Gefahrstoffe in der Batterie: das Feld fragt nach allem außer dreien

Die Formulierung dieses Felds wird häufig falsch gelesen. Die Verordnung fragt nicht nach Quecksilber, Cadmium und Blei — denn Anhang I beschränkt sie bereits mit Grenzwerten. Das Feld fragt nach allem anderen Gefährlichen in der Batterie. Das ist eine deutlich weitere Frage, als es scheint.

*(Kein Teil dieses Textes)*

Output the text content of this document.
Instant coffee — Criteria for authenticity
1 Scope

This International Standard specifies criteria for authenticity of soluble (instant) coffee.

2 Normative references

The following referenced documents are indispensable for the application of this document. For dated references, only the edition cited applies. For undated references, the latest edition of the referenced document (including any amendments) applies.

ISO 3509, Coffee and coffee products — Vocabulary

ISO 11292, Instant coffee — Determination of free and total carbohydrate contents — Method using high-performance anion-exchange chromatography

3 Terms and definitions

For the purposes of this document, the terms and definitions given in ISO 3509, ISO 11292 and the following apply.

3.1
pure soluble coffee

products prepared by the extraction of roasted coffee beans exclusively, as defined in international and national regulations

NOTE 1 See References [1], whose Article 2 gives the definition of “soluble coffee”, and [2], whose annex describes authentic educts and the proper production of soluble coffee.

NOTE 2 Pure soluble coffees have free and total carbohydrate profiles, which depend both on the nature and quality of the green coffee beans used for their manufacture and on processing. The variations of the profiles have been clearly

Wird mit der Passfrist fällig18.02.2027

Warum diese drei ausgenommen sind

Anhang I beschränkt sie unmittelbar: Quecksilber höchstens 0,0005 Gew.-% in jeder Batterie, Cadmium höchstens 0,002 % in Gerätebatterien und Blei ab dem 18. August 2024 höchstens 0,01 % in Gerätebatterien — mit Ausnahme von Zink-Luft-Knopfzellen bis zum 18. August 2028. Da sie oberhalb dieser Grenzen verboten sind, wäre ihre Nennung als „enthaltene Gefahrstoffe“ ohne Zweck.

Was also in das Feld gehört

Jeder andere Gefahrstoff, der tatsächlich in der Batterie enthalten ist. Bei Lithium-Ionen-Systemen sind das meist Elektrolytbestandteile, Lösungsmittel, Leitsalze und bestimmte Kathodenverbindungen. Quelle ist kein Katalog, sondern das Sicherheitsdatenblatt und die Zusammensetzungserklärung des Lieferanten.

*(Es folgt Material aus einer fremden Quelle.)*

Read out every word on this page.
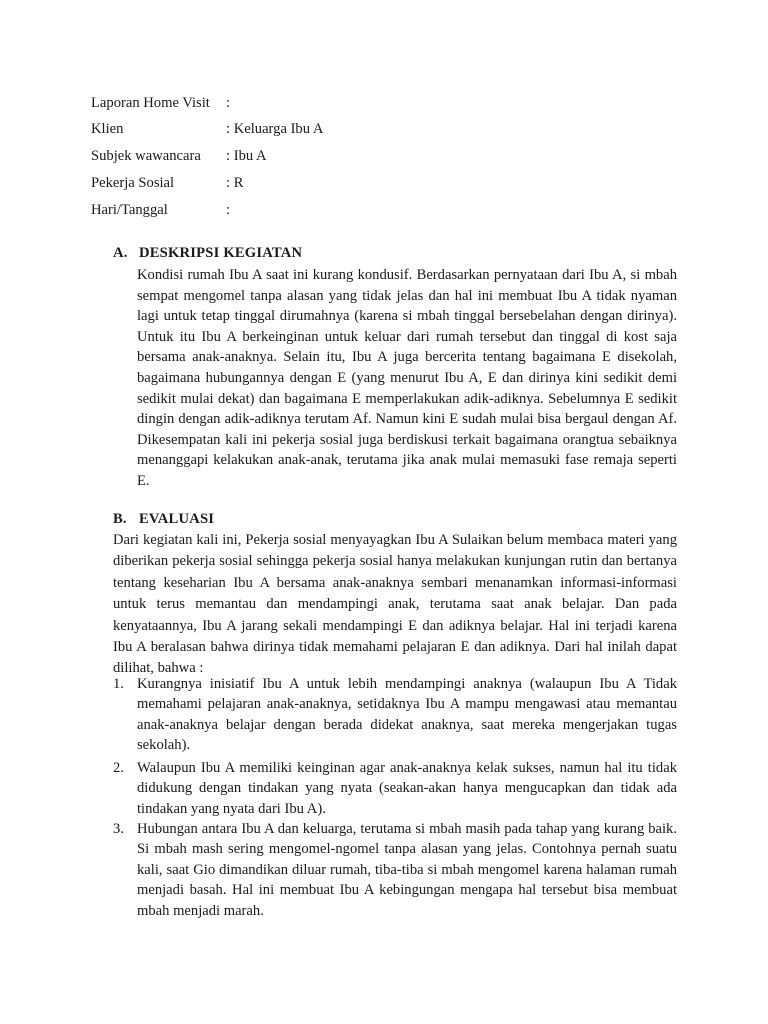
Laporan Home Visit :
Klien	: Keluarga Ibu A
Subjek wawancara : Ibu A
Pekerja Sosial	: R
Hari/Tanggal	:
A. DESKRIPSI KEGIATAN

Kondisi rumah Ibu A saat ini kurang kondusif. Berdasarkan pernyataan dari Ibu A, si mbah sempat mengomel tanpa alasan yang tidak jelas dan hal ini membuat Ibu A tidak nyaman lagi untuk tetap tinggal dirumahnya (karena si mbah tinggal bersebelahan dengan dirinya). Untuk itu Ibu A berkeinginan untuk keluar dari rumah tersebut dan tinggal di kost saja bersama anak-anaknya. Selain itu, Ibu A juga bercerita tentang bagaimana E disekolah, bagaimana hubungannya dengan E (yang menurut Ibu A, E dan dirinya kini sedikit demi sedikit mulai dekat) dan bagaimana E memperlakukan adik-adiknya. Sebelumnya E sedikit dingin dengan adik-adiknya terutam Af. Namun kini E sudah mulai bisa bergaul dengan Af. Dikesempatan kali ini pekerja sosial juga berdiskusi terkait bagaimana orangtua sebaiknya menanggapi kelakukan anak-anak, terutama jika anak mulai memasuki fase remaja seperti E.

B. EVALUASI

Dari kegiatan kali ini, Pekerja sosial menyayagkan Ibu A Sulaikan belum membaca materi yang diberikan pekerja sosial sehingga pekerja sosial hanya melakukan kunjungan rutin dan bertanya tentang keseharian Ibu A bersama anak-anaknya sembari menanamkan informasi-informasi untuk terus memantau dan mendampingi anak, terutama saat anak belajar. Dan pada kenyataannya, Ibu A jarang sekali mendampingi E dan adiknya belajar. Hal ini terjadi karena Ibu A beralasan bahwa dirinya tidak memahami pelajaran E dan adiknya. Dari hal inilah dapat dilihat, bahwa :

1. Kurangnya inisiatif Ibu A untuk lebih mendampingi anaknya (walaupun Ibu A Tidak memahami pelajaran anak-anaknya, setidaknya Ibu A mampu mengawasi atau memantau anak-anaknya belajar dengan berada didekat anaknya, saat mereka mengerjakan tugas sekolah).

2. Walaupun Ibu A memiliki keinginan agar anak-anaknya kelak sukses, namun hal itu tidak didukung dengan tindakan yang nyata (seakan-akan hanya mengucapkan dan tidak ada tindakan yang nyata dari Ibu A).

3. Hubungan antara Ibu A dan keluarga, terutama si mbah masih pada tahap yang kurang baik. Si mbah mash sering mengomel-ngomel tanpa alasan yang jelas. Contohnya pernah suatu kali, saat Gio dimandikan diluar rumah, tiba-tiba si mbah mengomel karena halaman rumah menjadi basah. Hal ini membuat Ibu A kebingungan mengapa hal tersebut bisa membuat mbah menjadi marah.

Die Überschneidung mit SCIP

Enthält ein Erzeugnis einen Stoff der REACH-Kandidatenliste über 0,1 Gew.-%, besteht eine Meldepflicht zur SCIP-Datenbank, die seit dem 5. Januar 2021 gilt. Die für dieses Passfeld benötigten Daten überschneiden sich stark mit dieser Meldung — wer SCIP bereits bearbeitet hat, hat einen großen Teil erledigt.

Was noch kommt

Artikel 6(5) verpflichtet die Kommission, bis zum 31. Dezember 2027 einen Bericht über besorgniserregende Stoffe in Batterien oder bei deren Herstellung zu erstellen und Folgemaßnahmen einschließlich delegierter Rechtsakte zu prüfen. Die Liste beschränkter Stoffe kann also wachsen.

Wo es scheitert

  • Nennung von Quecksilber, Cadmium und Blei in diesem Feld — die Verordnung schließt sie ausdrücklich aus, weil sie sie andernorts beschränkt.
  • Leeres Feld mit der Begründung, die Batterie enthalte keine Gefahrstoffe — bei Lithium-Ionen-Systemen trifft das fast nie zu.
  • Verwendung eines allgemeinen Chemie-Sicherheitsdatenblatts statt eines für die konkrete Batterie.
  • Getrennte Pflege von SCIP- und Passdaten, obwohl es weitgehend um dieselben Stoffe geht.

Häufige Fragen

Warum schließt das Feld Quecksilber, Cadmium und Blei aus?

Weil Anhang I sie bereits mit Grenzwerten beschränkt. Das Feld in Anhang VI Teil A Nummer 8 lautet ausdrücklich „außer Quecksilber, Cadmium oder Blei“.

Welche Grenzwerte gelten für diese drei?

Quecksilber 0,0005 Gew.-%, Cadmium 0,002 % in Gerätebatterien, Blei 0,01 % in Gerätebatterien ab 18. August 2024, mit Übergangsausnahme für Zink-Luft-Knopfzellen bis 18. August 2028.

Können wir unsere SCIP-Daten nutzen?

Weitgehend ja. SCIP erfasst Kandidatenlistenstoffe über 0,1 Gew.-% und überschneidet sich stark mit diesem Feld, ist damit aber nicht identisch.